Add a non-secret companion to withSecretVariable:

type Container {
  withVolatileVariable(name: String!, value: String!): Container!
  withoutVolatileVariable(name: String!): Container!
}

withVolatileVariable(name, value) sets a non-secret env var for future withExec calls on that container. Changing only its value does not invalidate cached withExec results. If the exec reruns for some other reason, it sees the latest volatile value.

Warning

withVolatileVariable is an expert-only escape hatch. Use it only if you really know what you're doing.

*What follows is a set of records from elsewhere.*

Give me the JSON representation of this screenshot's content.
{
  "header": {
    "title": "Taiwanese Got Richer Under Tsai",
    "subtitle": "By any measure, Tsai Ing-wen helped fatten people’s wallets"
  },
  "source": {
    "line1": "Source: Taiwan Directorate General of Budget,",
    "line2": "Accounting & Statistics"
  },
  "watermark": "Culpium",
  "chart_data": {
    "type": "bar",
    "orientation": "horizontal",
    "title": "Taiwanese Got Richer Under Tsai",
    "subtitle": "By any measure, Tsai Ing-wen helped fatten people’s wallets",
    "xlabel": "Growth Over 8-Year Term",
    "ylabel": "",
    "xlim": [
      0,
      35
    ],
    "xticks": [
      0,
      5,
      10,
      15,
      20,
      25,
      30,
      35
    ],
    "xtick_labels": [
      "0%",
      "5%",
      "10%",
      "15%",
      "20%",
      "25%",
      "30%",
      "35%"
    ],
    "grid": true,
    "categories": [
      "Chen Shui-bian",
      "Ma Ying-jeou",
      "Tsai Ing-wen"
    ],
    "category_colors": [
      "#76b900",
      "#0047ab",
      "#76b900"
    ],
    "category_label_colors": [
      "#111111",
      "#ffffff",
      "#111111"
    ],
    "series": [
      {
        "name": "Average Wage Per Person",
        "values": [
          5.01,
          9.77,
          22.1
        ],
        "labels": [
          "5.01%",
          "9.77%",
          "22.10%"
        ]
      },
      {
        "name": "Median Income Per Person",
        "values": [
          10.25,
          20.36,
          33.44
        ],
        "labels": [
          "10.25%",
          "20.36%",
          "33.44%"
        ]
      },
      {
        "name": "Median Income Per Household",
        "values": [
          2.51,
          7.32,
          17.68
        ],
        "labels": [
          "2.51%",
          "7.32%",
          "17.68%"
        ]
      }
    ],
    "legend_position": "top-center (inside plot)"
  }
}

By using it, the caller is asserting that changes to this variable alone must not invalidate cached results of future withExec calls. If that assertion is wrong, Dagger may reuse stale or incorrect results from cache.

Problem

Today the options are:

• withEnvVariable(name, value)
• withSecretVariable(name, secret)

withEnvVariable is the wrong fit because changing plain env vars invalidates downstream exec cache.

withSecretVariable is closer semantically because Secret.cacheKey lets users stabilize cache identity across changing plaintext values. Users are already using this as a workaround for public CI/reporting metadata.

The problem is that these values are not secrets, so the workaround causes unwanted redaction in logs and output.

Typical examples:

• commit SHA
• branch/ref
• CI run ID

Contract

withVolatileVariable(name, value) should mean:

• visible to future withExec calls only
• non-secret, with no secret redaction behavior
• changing only volatile values does not invalidate cached withExec results
• if a withExec reruns because some other input changed, it sees the latest volatile values
• not persisted into OCI image config
• not exposed by envVariable / envVariables
• not available to Dagger-side expand: true
• repeated withVolatileVariable("FOO", ...) uses the last volatile value for FOO
• if both persistent env and volatile env exist for the same name, volatile wins for withExec
• withoutVolatileVariable(name) removes the volatile value for future withExec calls

Example

const ctr = dag
  .container()
  .from("mcr.microsoft.com/playwright:v1.52.0-noble")
  .withVolatileVariable("CURRENTS_COMMIT_SHA", process.env.GITHUB_SHA!)
  .withVolatileVariable("CURRENTS_GITHUB_RUN_ID", process.env.GITHUB_RUN_ID!)
  .withExec(["pnpm", "playwright", "test"])

Why a separate method?

This should not be withEnvVariable(volatile: true).

withEnvVariable currently means persistent container env. Overloading it with a boolean would mix two different models in one API:

• persistent OCI env config
• exec-scoped cache-excluded env

A separate method keeps the distinction clear.

Precedent

Dagger already has precedent for this kind of cache behavior through:

• withSecretVariable
• Secret.cacheKey

Today users can already make different runtime values share one cache identity by routing them through a secret with a fixed cacheKey. This proposal makes that pattern available for public, non-secret metadata without unwanted redaction.

Acceptance Criteria

• Two otherwise identical withExec calls that differ only in volatile variable values reuse cached results.
• If a non-volatile input changes and the exec reruns, the process sees the latest volatile values.
• envVariable / envVariables do not expose volatile variables.
• Exported image config does not contain volatile variables.
• expand: true rejects references to volatile variables.
• withoutVolatileVariable(name) removes the value from future withExec calls.

Non-goals

• This is not for inputs that should invalidate withExec results.
• This is not a replacement for withEnvVariable.
• This is not a secret-management feature.